On the other side Hannibal ordered each commander of the foreign mercenaries to address his own men, appealing to their greed for booty, and bidding them be sure of victory from his presence and that of the forces he had brought back. With the Carthaginian levies he ordered
their commanders to dwell on the sufferings of their wives and children should the Romans conquer. Then to his own men he spoke personally, reminding them of their seventeen years' comradeship and invincibility, of the victory of Trebia won over the father of the present Roman general, of Trasimene and Cannæ—“ battles with which the action in which we are about to engage is not worthy of comparison.” Speaking thus, he bade them cast their eyes on the opposing army and see for themselves that the Romans were fewer in numbers, and further, only a fraction of the forces they had conquered in Italy.
The dispositions made by the rival leaders have several features of note. Scipio placed his heavy Roman foot—he had probably two legions—in the centre; Lælius with the Italian cavalry on the left wing, and on the right wing Masinissa with the whole of the Numidians, horse and foot, the latter presumably prolonging the centre and the cavalry on their outer flank.
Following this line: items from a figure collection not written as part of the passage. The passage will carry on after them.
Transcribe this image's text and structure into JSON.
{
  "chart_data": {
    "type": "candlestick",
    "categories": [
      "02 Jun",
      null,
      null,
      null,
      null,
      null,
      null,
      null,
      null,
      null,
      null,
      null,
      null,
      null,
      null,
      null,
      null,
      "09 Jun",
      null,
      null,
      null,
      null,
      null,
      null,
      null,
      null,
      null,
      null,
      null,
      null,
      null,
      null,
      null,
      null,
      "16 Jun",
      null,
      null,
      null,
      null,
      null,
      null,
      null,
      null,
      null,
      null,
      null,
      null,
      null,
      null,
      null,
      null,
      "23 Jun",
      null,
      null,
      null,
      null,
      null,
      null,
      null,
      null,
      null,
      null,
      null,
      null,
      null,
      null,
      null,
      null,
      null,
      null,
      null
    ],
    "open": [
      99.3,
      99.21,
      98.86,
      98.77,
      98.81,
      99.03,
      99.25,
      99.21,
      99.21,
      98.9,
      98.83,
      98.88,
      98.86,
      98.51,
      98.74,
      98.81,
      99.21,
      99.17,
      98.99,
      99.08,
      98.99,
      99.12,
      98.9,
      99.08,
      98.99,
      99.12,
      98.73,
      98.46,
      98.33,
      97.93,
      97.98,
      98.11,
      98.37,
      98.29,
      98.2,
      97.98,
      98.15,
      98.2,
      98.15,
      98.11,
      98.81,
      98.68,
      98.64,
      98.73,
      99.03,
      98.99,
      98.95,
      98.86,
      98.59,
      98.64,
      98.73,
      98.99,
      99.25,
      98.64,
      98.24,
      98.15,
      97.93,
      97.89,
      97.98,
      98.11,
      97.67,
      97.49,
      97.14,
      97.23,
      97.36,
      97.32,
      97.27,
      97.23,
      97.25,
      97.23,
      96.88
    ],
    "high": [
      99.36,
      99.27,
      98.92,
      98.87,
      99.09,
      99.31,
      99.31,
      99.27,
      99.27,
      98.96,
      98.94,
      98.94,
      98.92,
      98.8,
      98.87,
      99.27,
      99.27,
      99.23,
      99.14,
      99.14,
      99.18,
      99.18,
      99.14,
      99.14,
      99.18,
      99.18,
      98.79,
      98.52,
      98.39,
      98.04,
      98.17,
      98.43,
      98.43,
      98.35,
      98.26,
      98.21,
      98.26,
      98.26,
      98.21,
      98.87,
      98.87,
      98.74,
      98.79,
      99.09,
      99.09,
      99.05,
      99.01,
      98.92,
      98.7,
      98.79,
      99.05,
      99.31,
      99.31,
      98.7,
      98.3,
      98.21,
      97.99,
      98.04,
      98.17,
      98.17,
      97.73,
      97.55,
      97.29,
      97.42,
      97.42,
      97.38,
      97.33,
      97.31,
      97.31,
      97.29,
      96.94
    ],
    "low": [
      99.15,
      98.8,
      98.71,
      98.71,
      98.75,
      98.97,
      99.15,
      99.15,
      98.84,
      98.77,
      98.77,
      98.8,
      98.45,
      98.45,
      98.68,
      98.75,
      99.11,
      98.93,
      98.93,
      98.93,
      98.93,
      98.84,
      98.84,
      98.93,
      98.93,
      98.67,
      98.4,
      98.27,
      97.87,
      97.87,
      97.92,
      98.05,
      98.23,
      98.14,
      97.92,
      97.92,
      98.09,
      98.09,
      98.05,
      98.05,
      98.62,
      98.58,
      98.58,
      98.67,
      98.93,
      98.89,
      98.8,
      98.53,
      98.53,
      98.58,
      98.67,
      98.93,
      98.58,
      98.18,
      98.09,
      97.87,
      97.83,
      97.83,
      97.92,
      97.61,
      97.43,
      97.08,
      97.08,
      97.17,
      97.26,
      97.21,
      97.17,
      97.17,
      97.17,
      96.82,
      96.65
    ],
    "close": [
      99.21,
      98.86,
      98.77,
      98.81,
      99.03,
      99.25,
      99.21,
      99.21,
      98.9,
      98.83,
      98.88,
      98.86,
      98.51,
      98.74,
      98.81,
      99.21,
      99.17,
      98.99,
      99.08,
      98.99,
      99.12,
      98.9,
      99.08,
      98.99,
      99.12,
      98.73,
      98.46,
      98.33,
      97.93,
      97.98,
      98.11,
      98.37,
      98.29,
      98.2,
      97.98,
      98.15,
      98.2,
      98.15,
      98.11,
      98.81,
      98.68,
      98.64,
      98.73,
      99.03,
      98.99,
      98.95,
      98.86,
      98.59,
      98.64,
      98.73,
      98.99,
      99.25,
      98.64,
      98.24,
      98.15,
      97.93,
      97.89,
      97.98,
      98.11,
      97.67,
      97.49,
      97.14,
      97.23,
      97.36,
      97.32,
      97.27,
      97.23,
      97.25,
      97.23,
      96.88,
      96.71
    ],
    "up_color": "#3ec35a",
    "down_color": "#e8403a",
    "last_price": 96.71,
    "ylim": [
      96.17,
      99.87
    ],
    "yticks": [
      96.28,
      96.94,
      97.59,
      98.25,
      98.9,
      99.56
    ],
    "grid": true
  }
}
The heavy infantry were drawn up in the normal three lines, first the
hastati,
then the
principes,
and finally the
triarii.
But instead of adopting the usual chequer formation, with the maniples of the second line opposite to and covering the intervals between the maniples of the first line, he ranged the maniples forming the rear lines directly behind the respective
maniples of the first line. Thus he formed wide lanes between each cohort—which was primarily composed of one maniple of
hastati,
one of
principes,
and one of
triarii.
His object was twofold : on the one hand, to provide an antidote to the menace of Hannibal's war elephants and to guard against the danger that their onset might throw his ranks into disorder; on the other, to oil the working of his own machine by facilitating the sallies and retirements of his skirmishers. These
velites
he placed in the intervals in the first line, ordering them to open the action, and if they were forced back by the charge of the elephants, to retire. Even this withdrawal he governed by special instructions, ordering those who had time to fall back by the straight passages and pass right to the rear of the army, and those who were overtaken to turn right or left as soon as they passed the first line, and make their way along the lateral lanes between the lines. This wise provision economised life, ensured smooth functioning, and increased the offensive power—a true fulfilment of economy of force. It may even be termed the origin of modern extended order, for its object was the same—to negative the effect of the enemy's projectiles by creating empty intervals, a reduction of the target by dispersion, the only difference being
that Hannibal's projectiles were animal, not mineral.